Troubleshooting RBE Failures
Remote connection/protocol failed with: execution failed
This error is often a sign that a cache write is timing out. By default, bazel's remote_timeout
flag limits all remote execution calls to 60 seconds.
We recommend using the following flag to increase this remote timeout:
--remote_timeout=600
These expensive writes should only happen once when artifacts are initially written to the cache, and shouldn't happen on subsequent builds.
Remote connection/protocol failed with: execution failed DEADLINE_EXCEEDED: deadline exceeded after 59999899500ns
This error is a sign that a cache write is timing out. By default, bazel's remote_timeout
flag limits all remote execution calls to 60 seconds.
We recommend using the following flag to increase this remote timeout:
--remote_timeout=600
exec user process caused "exec format error"
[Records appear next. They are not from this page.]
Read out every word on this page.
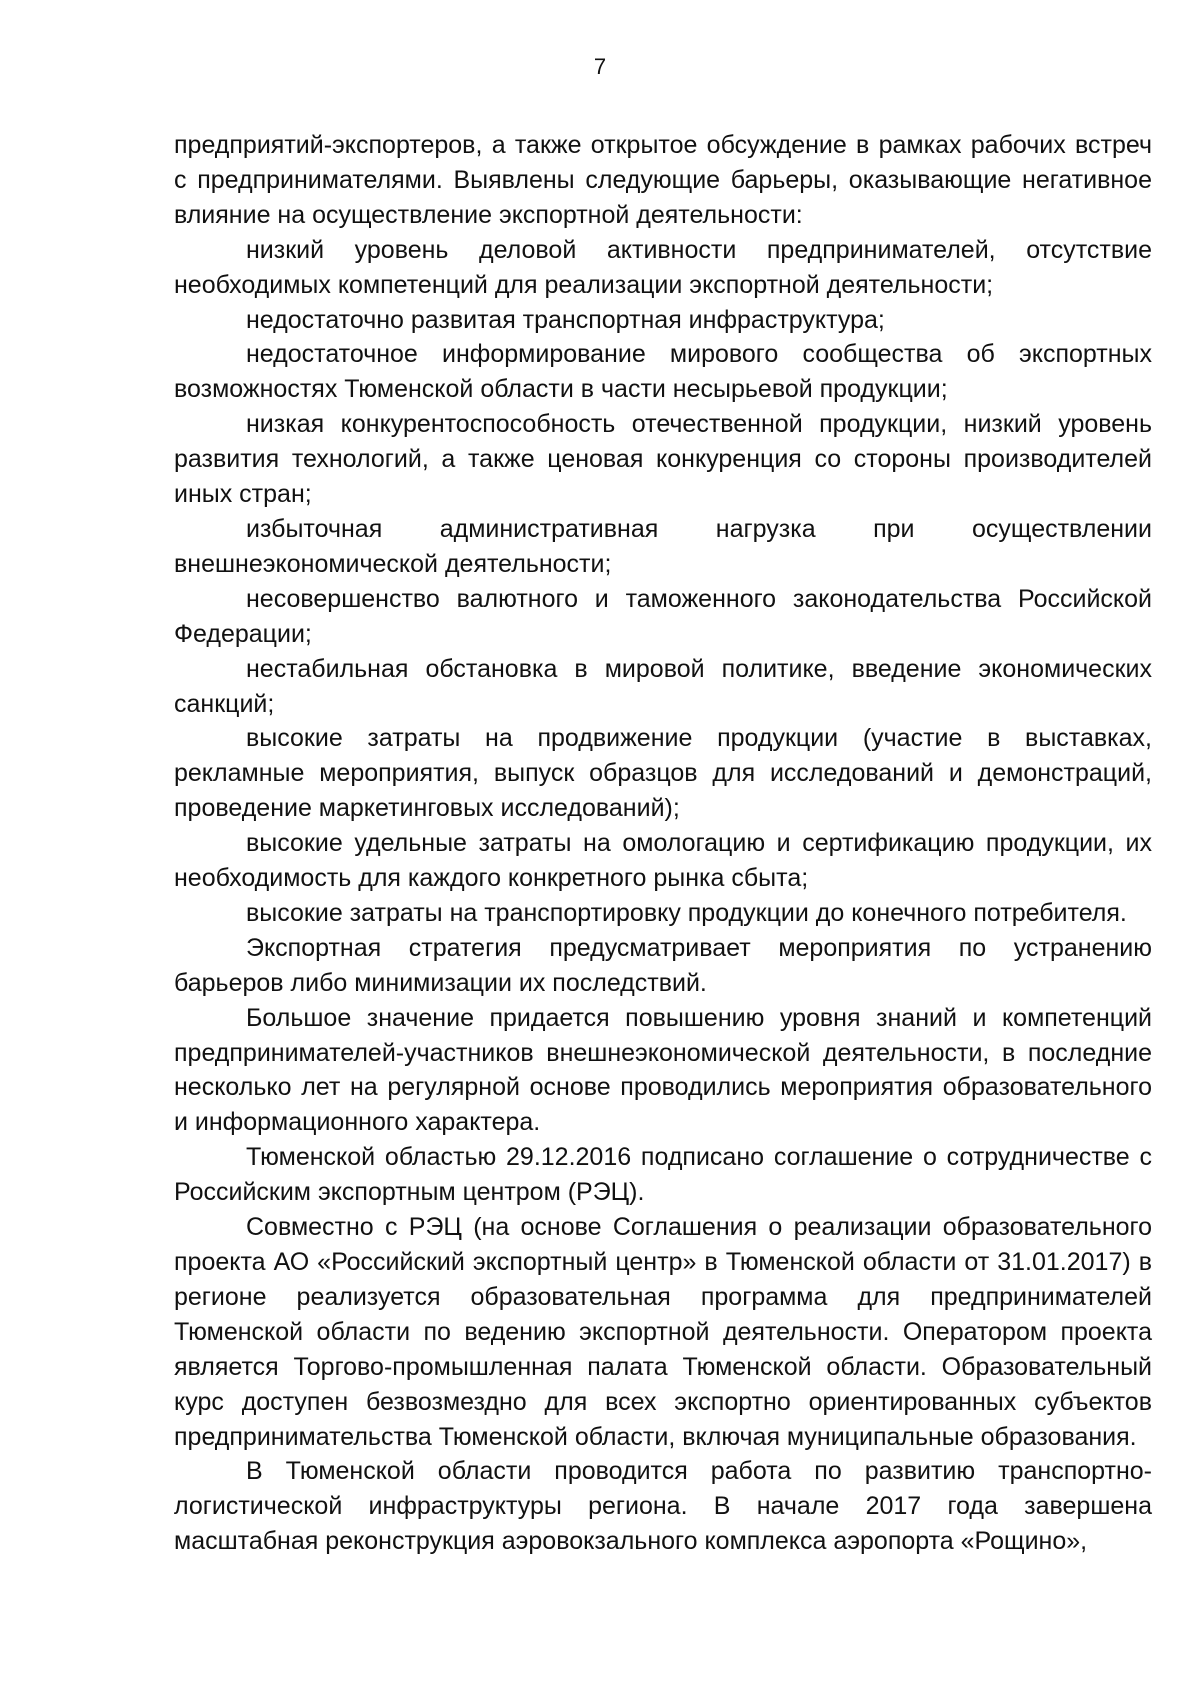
7

предприятий-экспортеров, а также открытое обсуждение в рамках рабочих встреч с предпринимателями. Выявлены следующие барьеры, оказывающие негативное влияние на осуществление экспортной деятельности:

низкий уровень деловой активности предпринимателей, отсутствие необходимых компетенций для реализации экспортной деятельности;

недостаточно развитая транспортная инфраструктура;

недостаточное информирование мирового сообщества об экспортных возможностях Тюменской области в части несырьевой продукции;

низкая конкурентоспособность отечественной продукции, низкий уровень развития технологий, а также ценовая конкуренция со стороны производителей иных стран;

избыточная административная нагрузка при осуществлении внешнеэкономической деятельности;

несовершенство валютного и таможенного законодательства Российской Федерации;

нестабильная обстановка в мировой политике, введение экономических санкций;

высокие затраты на продвижение продукции (участие в выставках, рекламные мероприятия, выпуск образцов для исследований и демонстраций, проведение маркетинговых исследований);

высокие удельные затраты на омологацию и сертификацию продукции, их необходимость для каждого конкретного рынка сбыта;

высокие затраты на транспортировку продукции до конечного потребителя.

Экспортная стратегия предусматривает мероприятия по устранению барьеров либо минимизации их последствий.

Большое значение придается повышению уровня знаний и компетенций предпринимателей-участников внешнеэкономической деятельности, в последние несколько лет на регулярной основе проводились мероприятия образовательного и информационного характера.

Тюменской областью 29.12.2016 подписано соглашение о сотрудничестве с Российским экспортным центром (РЭЦ).

Совместно с РЭЦ (на основе Соглашения о реализации образовательного проекта АО «Российский экспортный центр» в Тюменской области от 31.01.2017) в регионе реализуется образовательная программа для предпринимателей Тюменской области по ведению экспортной деятельности. Оператором проекта является Торгово-промышленная палата Тюменской области. Образовательный курс доступен безвозмездно для всех экспортно ориентированных субъектов предпринимательства Тюменской области, включая муниципальные образования.

В Тюменской области проводится работа по развитию транспортно-логистической инфраструктуры региона. В начале 2017 года завершена масштабная реконструкция аэровокзального комплекса аэропорта «Рощино»,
This error occurs when your build is configured for darwin (Mac OSX) CPUs, but attempting to run on Linux executors. Mac executors are not included in BuildBuddy Cloud's free-tier offering.
If you'd like to add Mac executors to your BuildBuddy Cloud account, please contact our sales team.
rpc error: code = Unavailable desc = No registered executors.
This error occurs when your build is configured for darwin (Mac OSX) CPUs, but attempting to run on Linux executors. Mac executors are not included in BuildBuddy Cloud's free-tier offering.
If you'd like to add Mac executors to your BuildBuddy Cloud account, please contact our sales team.
WARNING: Remote Cache: UNAVAILABLE: io exception
This error may occur when Bazel fails to properly maintain a long-running TCP connection to BuildBuddy.
To check whether this is the case, try running Bazel with --remote_grpc_log=grpc.log
to capture the gRPC traffic
between Bazel and BuildBuddy. The log file will be in protobuf format. To convert it to JSON format, download the BuildBuddy CLI and run bb print --grpc_log=<path-to-file>/grpc.log
.
In the log, you may see network errors such as the following:
"status": {
"code": 14,
"message": "io.netty.channel.unix.Errors$NativeIoException: readAddress(..) failed: Connection reset by peer"
},
This typically happens when there is a proxy or gateway (e.g. AWS NAT Gateway) in between Bazel and BuildBuddy that is terminating idle connections too quickly.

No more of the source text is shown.